America’s Sprint and T-Mobile are currently ironing out final deal details that would bring together the third (T-Mobile) and fourth (Sprint) largest wireless carriers in the nation, creating a stronger competitor to Verizon Wireless and AT&T.
The merger likely to be announced with quarterly earnings at end of month could, theoretically, with their combined wealth of spectrum and network infrastructure assets lead to better coverage, although that could take years to settle out.
Reports say details of the yet to be finalized deal include leaving John Legere, T-Mobile U.S. Inc. chief executive, in the saddle, controlling the combined assets of his company and Sprint Corp.
Among the details still being worked out, according to reports, is Sprint’s valuation in determining an exchange ratio for the all-stock deal. Sprint shares closed Thursday at $7.50 in New York, valuing the company at about $30 billion. Majority owner SoftBank Group Corp. reportedly would accept a valuation around Sprint’s market price.
The companies are also continuing discussions around non-cash items, including the location of the combined entity’s headquarters and appointments to the executive management team, according to the report. The wireless carriers are pursuing the deal to bulk up against industry giants AT&T Inc. and Verizon Communications Inc.
The two companies have flirted with a merger before.
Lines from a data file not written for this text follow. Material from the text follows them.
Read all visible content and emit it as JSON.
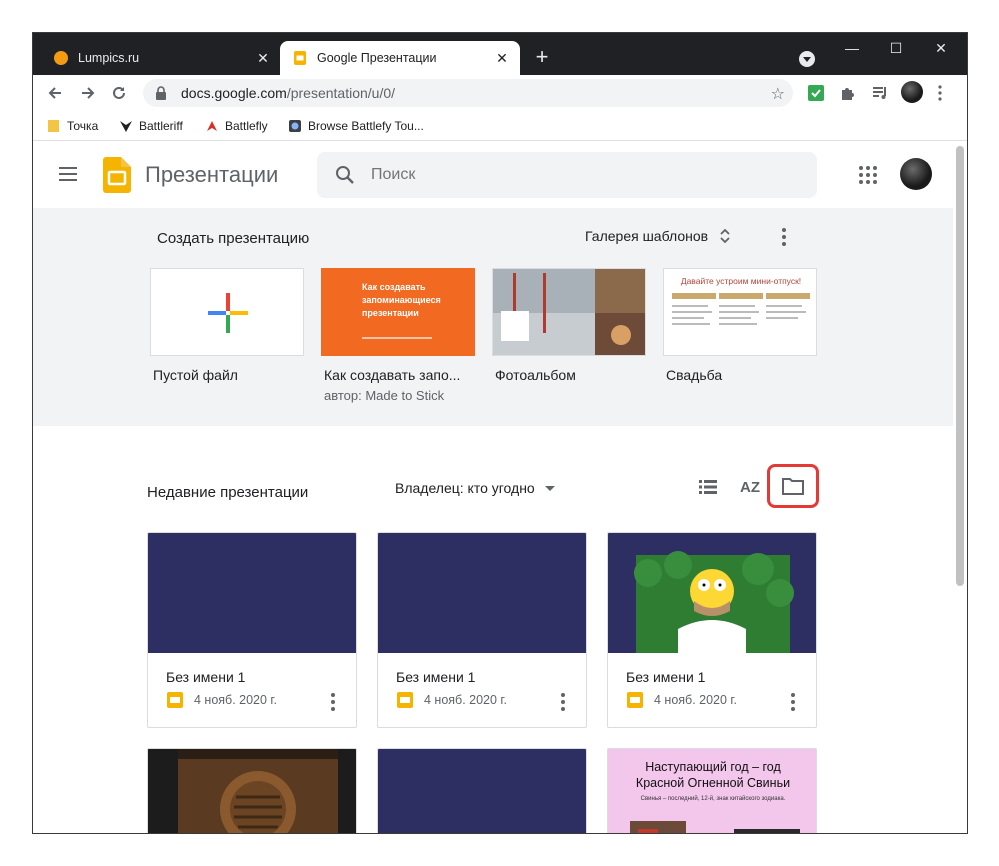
{
  "browser": {
    "tabs": [
      {
        "title": "Lumpics.ru",
        "active": false,
        "favicon": "orange-circle-icon"
      },
      {
        "title": "Google Презентации",
        "active": true,
        "favicon": "slides-icon"
      }
    ],
    "url_domain": "docs.google.com",
    "url_path": "/presentation/u/0/",
    "bookmarks": [
      {
        "label": "Точка",
        "icon": "folder-icon"
      },
      {
        "label": "Battleriff",
        "icon": "battleriff-icon"
      },
      {
        "label": "Battlefly",
        "icon": "battlefly-icon"
      },
      {
        "label": "Browse Battlefy Tou...",
        "icon": "battlefy-icon"
      }
    ]
  },
  "app": {
    "title": "Презентации",
    "search_placeholder": "Поиск"
  },
  "templates": {
    "heading": "Создать презентацию",
    "gallery_label": "Галерея шаблонов",
    "items": [
      {
        "name": "Пустой файл",
        "sub": ""
      },
      {
        "name": "Как создавать запо...",
        "sub": "автор: Made to Stick",
        "thumb_text": "Как создавать запоминающиеся презентации"
      },
      {
        "name": "Фотоальбом",
        "sub": ""
      },
      {
        "name": "Свадьба",
        "sub": "",
        "thumb_text": "Давайте устроим мини-отпуск!"
      }
    ]
  },
  "recent": {
    "heading": "Недавние презентации",
    "owner_filter": "Владелец: кто угодно",
    "sort_label": "AZ",
    "docs": [
      {
        "title": "Без имени 1",
        "date": "4 нояб. 2020 г."
      },
      {
        "title": "Без имени 1",
        "date": "4 нояб. 2020 г."
      },
      {
        "title": "Без имени 1",
        "date": "4 нояб. 2020 г."
      }
    ],
    "row2": {
      "card3_line1": "Наступающий год – год",
      "card3_line2": "Красной Огненной Свиньи",
      "card3_small": "Свинья – последний, 12-й, знак китайского зодиака."
    }
  },
  "colors": {
    "accent_red": "#e53935",
    "slides_yellow": "#f4b400",
    "preview_navy": "#2d2f63",
    "template_orange": "#f26a21"
  }
}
Sprint’s parent, Japanese carrier SoftBank, tried to strike a deal with T-Mobile majority shareholder Deutsche Telekom back in 2014, but dropped its attempt when the government signaled that it favored four national competitors. The odds might be better now under a more business-friendly Trump administration.
Even as separate, smaller entities, both companies have made an impact on the industry over the last few years. T-Mobile eliminated contracts and phone subsidies and last year led the push to bring unlimited plans back to the industry in a bigger way. Sprint introduced the concept of a phone-leasing plan and this year began offering a year of its service for free
If approved by the American Justice Department’s antitrust division, the merger would reduce the number of national wireless carriers to three from four.